U.S. District Judge Lawrence L. Piersol delivered the first ruling on TCF Bank’s legal challenge to the Durbin Amendment, leaving both the bank and the Federal Reserve dissatisfied.
As a refresher, the Fed proposed limiting debit “swipe” fees to 12 cents per transaction, but exempted small community banks and credit unions. The exemption was meant to address the unique challenges of small banks, which often face higher fraud prevention costs and pass more of their profits on to their customers. Credit unions, in particular, are not-for-profit institutions that tend to translate interchange fee revenue into greater benefits for their members.
TCF argued that the Fed’s interchange fee regulation proposal was unconstitutional, as it gave an unfair advantage to small banks in violation of the Constitution’s Equal Protection clause. “The purpose of sound regulation is to introduce or advance competition, not to destroy it,” said TCF lawyer Timothy Kelly.
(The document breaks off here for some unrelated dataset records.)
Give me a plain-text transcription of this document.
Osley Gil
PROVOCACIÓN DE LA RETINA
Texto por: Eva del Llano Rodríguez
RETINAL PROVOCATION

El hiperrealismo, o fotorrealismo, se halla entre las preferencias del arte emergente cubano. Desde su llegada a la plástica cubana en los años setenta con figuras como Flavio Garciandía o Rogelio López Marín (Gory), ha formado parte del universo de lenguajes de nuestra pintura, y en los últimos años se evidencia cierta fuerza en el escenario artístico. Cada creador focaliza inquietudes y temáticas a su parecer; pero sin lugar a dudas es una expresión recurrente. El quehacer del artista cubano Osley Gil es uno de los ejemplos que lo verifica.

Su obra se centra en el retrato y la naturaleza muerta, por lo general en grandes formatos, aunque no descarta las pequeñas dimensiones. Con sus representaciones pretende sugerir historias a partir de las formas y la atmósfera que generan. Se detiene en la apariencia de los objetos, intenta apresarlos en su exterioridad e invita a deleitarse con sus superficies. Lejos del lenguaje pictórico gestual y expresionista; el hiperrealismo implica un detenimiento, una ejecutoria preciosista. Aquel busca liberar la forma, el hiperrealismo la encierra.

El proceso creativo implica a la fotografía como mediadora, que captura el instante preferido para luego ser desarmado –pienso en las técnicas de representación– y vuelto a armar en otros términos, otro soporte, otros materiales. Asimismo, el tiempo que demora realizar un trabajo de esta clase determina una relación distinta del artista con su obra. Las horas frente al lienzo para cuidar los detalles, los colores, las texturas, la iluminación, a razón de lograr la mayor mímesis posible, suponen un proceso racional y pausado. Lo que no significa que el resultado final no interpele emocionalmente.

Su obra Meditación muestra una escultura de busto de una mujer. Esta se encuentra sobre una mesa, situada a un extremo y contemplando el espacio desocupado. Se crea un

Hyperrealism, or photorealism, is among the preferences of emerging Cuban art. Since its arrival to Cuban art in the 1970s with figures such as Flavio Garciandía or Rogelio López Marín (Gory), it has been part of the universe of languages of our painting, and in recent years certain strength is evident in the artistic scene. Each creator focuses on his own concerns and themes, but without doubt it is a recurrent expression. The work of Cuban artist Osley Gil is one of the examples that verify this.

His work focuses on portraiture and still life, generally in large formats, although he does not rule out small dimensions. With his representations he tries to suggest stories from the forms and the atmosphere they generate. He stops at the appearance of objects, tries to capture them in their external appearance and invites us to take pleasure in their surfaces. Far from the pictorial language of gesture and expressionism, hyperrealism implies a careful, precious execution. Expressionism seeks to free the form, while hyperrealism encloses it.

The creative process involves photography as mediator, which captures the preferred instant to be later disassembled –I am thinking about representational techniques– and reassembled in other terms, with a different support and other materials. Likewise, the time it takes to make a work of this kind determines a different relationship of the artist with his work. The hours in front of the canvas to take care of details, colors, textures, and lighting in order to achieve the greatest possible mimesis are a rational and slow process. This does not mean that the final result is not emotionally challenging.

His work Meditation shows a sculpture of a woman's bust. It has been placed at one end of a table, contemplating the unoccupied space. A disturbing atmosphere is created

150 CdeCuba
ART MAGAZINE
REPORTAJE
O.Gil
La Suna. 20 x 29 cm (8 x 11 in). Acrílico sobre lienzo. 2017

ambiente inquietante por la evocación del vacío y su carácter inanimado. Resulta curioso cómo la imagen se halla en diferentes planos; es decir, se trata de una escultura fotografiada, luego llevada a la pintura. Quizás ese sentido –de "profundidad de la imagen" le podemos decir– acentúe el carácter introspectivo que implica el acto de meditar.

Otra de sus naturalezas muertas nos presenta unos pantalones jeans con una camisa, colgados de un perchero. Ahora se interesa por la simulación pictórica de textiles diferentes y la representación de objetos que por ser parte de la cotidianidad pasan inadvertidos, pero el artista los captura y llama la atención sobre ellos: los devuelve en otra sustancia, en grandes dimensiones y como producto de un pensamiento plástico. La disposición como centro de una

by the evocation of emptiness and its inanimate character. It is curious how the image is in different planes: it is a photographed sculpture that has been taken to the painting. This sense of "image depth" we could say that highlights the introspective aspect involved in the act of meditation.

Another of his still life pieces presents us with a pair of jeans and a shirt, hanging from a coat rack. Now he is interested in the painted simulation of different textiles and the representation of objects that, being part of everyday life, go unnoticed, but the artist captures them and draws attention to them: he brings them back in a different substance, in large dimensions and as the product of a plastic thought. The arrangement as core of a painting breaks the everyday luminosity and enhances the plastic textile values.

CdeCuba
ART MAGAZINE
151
But the Federal Reserve countered that interchange fee regulation was well within its powers. “[Interchange revenue] is not a fundamental right,” said Justice Department lawyer Bradley Cohen. He further argued that TCF’s lost revenue was purely theoretical, and the regulations haven’t been finalised yet.
Not without merit, but not enough for a stay
Judge Piersol refused to delay the law’s implementation while the lawsuit makes its way through the courts, a setback for TCF. However, he also refused to outright dismiss the case, dashing the Fed’s hopes to avoid another day in court.
While Judge Piersol refused to block the law’s implementation, he noted his concern that the small bank exemption violated the Fourteenth Amendment Equal Protection clause.
The judge refused to rule on the merits of the case, but seemed sympathetic to TCF’s constitutional challenge. He said that the bank could reasonably expect to earn interchange fees under its contracts with the network giants Visa and MasterCard.
The decision was not an unqualified win for TCF, but Chairman and CEO William Cooper expressed cautious optimism on Monday. Cooper told Bloomberg after Monday’s court proceedings: “I think everybody is uncertain as to [the ruling] all means. [Judge Piersol] seemed to be very encouraging on the issue of equal protection.”
A competitive advantage for the underdogs?
Regardless of whether the exemption is ruled unconstitutional, it’s hard to imagine any large banks failing solely because of swipe fee laws. Small banks and credit unions tend to have higher costs per transaction, so they have smaller profit margins on interchange fees. Large banks, on the other hand, can take advantage of economies of scale to keep costs low and ride out the challenge.
In any case, large for-profit banks already trump credit unions and regional banks in terms of market share, despite the better terms offered by smaller institutions. For example, credit unions offer lower interest rates, lower fees, and higher yields on savings accounts on average than their bigger cousins. However, their market share is confined to around 6%. It is unlikely that this small, relatively underutilized group would spring to the fore solely because of interchange fees when they have yet to fully leverage what they already offer.